David in HR Magazine – NDA ban represents a fundamental change for employers and employees alike
Discrimination NDA/gagging clauses ban would in my view be a blocker on victims getting justice, unless accompanied by an urgent overhaul and increased funding of the Tribunal system.
A planned ban on NDAs (gagging orders) in relation to discrimination and harassment in the workplace has just been announced by the Government.
The aim behind the ban is to shine a light on such discrimination and harassment, hopefully forcing a cultural shift against it by employer organisations.
Clause 22A of the Employment Rights Bill (if enacted) will render void any provision in an agreement between an employer and employee, such as an employment contract or settlement agreement, that seeks to prohibit the making of allegations or disclosures relating to harassment or discrimination (as defined in the Equality Act 2010).
The planned protection would apply regardless of the type of discrimination (not just sex discrimination) and whether the affected individual is the complainant or another employee.
It is worth noting that the new provision would not apply to allegations involving failure by an employer to make reasonable adjustments for a disability – meaning those types of allegations/claims can still be subject to NDAs.
This new clause added to the Employment Rights Bill represents a fundamental change for employers and employees alike. Employers will need to urgently review confidentiality wording in their employment contracts, policies and settlement agreements if the Bill is passed.
The ban if enacted may work counterintuitively, as employers would be discouraged from settling threatened harassment and discrimination claims, given they would no longer be able to require and ensure complete confidentiality (and protection of their reputation) as a condition of a settlement.
Without also properly funding and reforming the Employment Tribunal system to reduce the current and sizeable delays in cases getting to final hearing, such a ban would be detrimental in the short term for the victims of discrimination and harassment.

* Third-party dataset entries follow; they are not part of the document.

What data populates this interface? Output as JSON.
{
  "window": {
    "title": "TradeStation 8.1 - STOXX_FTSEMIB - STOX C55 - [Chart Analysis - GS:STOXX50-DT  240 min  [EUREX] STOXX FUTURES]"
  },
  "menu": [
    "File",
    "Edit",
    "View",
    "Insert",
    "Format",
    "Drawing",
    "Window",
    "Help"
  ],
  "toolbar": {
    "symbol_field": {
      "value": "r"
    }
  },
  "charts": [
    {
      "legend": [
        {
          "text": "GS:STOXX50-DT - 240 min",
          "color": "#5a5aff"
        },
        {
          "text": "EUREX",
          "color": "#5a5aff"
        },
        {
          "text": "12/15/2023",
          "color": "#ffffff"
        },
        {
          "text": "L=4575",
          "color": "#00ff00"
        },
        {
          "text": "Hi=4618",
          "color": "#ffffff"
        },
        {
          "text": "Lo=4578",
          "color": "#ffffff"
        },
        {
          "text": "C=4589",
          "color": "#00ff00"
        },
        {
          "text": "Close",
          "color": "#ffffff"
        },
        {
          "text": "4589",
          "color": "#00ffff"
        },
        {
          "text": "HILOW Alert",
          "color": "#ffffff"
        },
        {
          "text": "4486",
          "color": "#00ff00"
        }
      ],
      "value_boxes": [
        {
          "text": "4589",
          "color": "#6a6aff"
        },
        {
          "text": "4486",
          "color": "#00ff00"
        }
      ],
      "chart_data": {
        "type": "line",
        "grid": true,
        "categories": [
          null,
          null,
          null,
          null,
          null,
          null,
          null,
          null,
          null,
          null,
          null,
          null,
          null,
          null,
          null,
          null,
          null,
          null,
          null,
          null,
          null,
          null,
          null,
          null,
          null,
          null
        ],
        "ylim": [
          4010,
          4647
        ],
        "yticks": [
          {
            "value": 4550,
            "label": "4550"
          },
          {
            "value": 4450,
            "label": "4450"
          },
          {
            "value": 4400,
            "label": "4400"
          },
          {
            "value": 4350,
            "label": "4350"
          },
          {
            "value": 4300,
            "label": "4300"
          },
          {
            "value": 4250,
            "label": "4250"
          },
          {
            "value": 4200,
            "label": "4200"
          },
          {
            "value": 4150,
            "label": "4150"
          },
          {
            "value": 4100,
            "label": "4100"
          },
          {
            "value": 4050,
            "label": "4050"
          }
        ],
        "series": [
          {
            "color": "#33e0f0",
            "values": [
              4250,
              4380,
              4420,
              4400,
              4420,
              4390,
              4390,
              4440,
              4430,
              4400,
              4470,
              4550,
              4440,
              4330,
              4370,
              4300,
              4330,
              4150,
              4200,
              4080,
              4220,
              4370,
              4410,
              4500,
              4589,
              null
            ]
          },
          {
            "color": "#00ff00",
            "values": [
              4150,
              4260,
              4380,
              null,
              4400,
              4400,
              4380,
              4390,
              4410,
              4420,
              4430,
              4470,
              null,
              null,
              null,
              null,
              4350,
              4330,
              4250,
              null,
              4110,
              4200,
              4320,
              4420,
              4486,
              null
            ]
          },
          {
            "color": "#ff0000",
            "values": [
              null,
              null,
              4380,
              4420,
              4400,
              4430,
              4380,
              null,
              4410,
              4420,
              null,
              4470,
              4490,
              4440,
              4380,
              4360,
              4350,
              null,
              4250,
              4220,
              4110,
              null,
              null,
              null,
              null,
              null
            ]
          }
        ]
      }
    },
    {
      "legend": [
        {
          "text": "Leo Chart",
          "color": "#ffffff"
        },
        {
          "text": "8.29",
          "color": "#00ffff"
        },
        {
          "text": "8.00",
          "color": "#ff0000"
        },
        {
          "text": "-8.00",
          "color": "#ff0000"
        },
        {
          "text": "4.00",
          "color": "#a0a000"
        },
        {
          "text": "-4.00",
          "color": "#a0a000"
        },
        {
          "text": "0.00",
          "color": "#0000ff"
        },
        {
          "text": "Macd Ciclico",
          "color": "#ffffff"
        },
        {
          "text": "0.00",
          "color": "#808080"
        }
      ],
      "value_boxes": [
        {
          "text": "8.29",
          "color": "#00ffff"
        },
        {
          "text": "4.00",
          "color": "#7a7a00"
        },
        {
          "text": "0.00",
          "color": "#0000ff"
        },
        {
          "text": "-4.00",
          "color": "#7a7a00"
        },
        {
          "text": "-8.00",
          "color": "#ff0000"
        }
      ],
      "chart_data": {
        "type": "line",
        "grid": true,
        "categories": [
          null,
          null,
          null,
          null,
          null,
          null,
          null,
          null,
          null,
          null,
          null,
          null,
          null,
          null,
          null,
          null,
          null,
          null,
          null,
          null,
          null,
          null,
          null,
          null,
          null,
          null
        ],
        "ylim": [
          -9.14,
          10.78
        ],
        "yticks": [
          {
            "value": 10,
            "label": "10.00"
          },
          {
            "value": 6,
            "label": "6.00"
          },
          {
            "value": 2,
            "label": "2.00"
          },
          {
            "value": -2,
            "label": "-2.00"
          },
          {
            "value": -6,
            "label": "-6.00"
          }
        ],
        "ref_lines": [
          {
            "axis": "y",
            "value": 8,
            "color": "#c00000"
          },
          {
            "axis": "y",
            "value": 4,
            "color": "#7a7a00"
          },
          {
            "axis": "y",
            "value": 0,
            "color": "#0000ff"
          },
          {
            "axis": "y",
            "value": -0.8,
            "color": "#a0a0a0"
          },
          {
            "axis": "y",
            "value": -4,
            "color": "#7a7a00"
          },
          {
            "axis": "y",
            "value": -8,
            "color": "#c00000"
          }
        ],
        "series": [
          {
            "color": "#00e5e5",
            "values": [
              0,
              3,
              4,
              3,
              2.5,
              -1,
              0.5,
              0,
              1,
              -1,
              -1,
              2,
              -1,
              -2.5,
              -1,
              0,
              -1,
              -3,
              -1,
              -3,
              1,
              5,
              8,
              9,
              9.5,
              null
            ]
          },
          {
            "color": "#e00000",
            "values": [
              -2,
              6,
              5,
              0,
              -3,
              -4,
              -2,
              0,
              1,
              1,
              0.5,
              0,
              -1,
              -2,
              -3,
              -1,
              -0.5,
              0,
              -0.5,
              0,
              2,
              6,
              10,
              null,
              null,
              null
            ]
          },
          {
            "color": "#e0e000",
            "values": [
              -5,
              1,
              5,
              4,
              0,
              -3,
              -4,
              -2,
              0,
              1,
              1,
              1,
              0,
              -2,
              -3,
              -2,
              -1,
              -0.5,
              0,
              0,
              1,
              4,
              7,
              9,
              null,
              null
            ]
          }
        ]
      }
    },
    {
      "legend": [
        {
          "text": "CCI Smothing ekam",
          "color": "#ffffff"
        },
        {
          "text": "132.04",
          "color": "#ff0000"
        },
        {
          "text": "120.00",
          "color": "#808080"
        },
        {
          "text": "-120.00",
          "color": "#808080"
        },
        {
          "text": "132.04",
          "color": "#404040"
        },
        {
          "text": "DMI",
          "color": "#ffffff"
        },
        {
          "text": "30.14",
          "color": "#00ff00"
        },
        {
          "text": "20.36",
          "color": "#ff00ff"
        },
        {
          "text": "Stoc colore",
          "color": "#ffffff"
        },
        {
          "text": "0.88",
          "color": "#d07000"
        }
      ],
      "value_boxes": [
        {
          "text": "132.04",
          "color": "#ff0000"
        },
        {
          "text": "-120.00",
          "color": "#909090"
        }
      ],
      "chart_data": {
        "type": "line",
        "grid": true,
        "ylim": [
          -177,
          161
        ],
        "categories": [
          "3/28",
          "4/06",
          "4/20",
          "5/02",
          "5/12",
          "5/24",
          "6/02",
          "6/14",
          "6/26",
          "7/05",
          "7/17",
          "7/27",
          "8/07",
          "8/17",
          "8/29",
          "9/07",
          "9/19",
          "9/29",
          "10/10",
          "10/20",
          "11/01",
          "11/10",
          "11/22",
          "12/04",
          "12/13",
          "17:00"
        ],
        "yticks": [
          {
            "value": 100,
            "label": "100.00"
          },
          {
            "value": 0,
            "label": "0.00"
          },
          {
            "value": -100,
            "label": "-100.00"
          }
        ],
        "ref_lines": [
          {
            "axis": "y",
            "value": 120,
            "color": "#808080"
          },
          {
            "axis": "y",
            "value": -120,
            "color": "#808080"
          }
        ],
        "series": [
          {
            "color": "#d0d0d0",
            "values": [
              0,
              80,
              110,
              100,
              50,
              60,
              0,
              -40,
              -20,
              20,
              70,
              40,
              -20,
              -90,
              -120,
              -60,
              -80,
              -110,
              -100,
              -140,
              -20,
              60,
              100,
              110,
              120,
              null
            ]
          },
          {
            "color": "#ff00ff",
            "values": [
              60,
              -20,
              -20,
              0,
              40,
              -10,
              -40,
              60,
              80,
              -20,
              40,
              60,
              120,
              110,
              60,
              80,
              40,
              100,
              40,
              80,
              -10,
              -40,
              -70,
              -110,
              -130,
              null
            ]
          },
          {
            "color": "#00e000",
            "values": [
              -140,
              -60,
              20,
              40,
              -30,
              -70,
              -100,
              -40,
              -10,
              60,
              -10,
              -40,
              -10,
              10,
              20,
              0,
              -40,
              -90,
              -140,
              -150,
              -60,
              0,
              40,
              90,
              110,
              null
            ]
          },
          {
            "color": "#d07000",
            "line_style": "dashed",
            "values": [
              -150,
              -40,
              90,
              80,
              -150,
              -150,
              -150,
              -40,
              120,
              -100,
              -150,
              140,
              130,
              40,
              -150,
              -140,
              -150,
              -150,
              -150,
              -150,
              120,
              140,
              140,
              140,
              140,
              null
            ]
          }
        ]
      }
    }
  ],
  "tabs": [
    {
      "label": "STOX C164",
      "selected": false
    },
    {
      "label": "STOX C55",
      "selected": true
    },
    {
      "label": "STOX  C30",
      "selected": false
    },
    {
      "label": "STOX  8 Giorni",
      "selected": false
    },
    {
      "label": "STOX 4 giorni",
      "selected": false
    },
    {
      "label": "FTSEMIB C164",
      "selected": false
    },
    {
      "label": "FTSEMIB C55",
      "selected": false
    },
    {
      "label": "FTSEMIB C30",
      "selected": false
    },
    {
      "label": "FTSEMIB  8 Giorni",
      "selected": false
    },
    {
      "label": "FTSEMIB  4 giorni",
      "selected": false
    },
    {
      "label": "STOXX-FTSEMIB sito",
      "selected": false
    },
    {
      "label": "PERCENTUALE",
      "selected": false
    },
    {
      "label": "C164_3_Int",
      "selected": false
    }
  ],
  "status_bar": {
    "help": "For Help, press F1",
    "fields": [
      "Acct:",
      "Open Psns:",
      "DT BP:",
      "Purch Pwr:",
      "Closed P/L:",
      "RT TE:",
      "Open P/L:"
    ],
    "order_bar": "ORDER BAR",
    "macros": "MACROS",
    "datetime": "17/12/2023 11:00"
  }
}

Currently it takes around a year for an employment claim to get to Tribunal. When eligibility to bring a claim for unfair dismissal applies from day one (another change proposed under the Employment Rights Bill) that delay will likely double to at least 2 years.
Not many employers will be open to accepting liability and reputational damage by agreeing to a settlement agreement without an NDA and so affected employees will have to bring tribunal proceedings, knowing any claim will take considerable time to get to final hearing.
This will likely lead to many affected employees simply either giving up, putting up with ongoing discrimination, or resigning – the opposite of a victory for those discriminated against (as widely reported).